Clef de l’initiative, une communication a expliqué les tenants et les aboutissants de l’arrêt de l’ancien système. Et a aussi précisé le bon usage de la « bento » ainsi que les responsabilités de l’utilisateur, qu’il s’agisse des règles d’hygiène ou des conditions de conservation des mets à respecter. « La consigne est naturellement la consommation immédiate après le remplissage », résume Romain Duvernois.
Déjà 91 000 euros économisés en 2024

© GHU AP-HP Nord
La mayonnaise a bien pris. « Un an et demi après, on continue de croiser à midi les agents munis de leur sac bleu logotypé. C’est satisfaisant parce que cela signifie qu’on est parvenu à changer durablement les comportements dans nos selfs », signale le directeur des achats et de la logistique.
Lequel se félicite du bilan de l’opération.
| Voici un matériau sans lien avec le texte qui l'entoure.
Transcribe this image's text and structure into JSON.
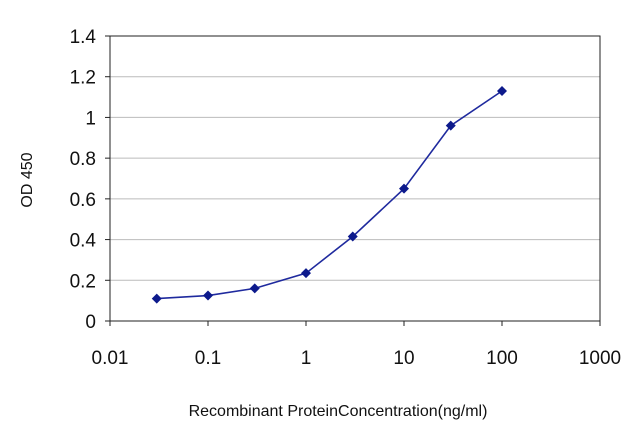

En 2024, 91 000 euros ont été économisés par rapport à 2022, grâce à la dépense esquivée des barquettes et des couverts en bois à usage unique. « Comme les boîtes ont été distribuées jusqu’au printemps, il ne s’agit pas d’une année pleine », ajuste-t-il. C’est pourquoi le gain a été estimé à 100 000 euros en 2025, toujours en comparaison à l’ancienne formule. A quoi il faut ajouter l’allègement des factures du traitement des déchets. Plus les 125 tonnes équivalent carbone évités par an, ce qui ne compte pas pour du beurre.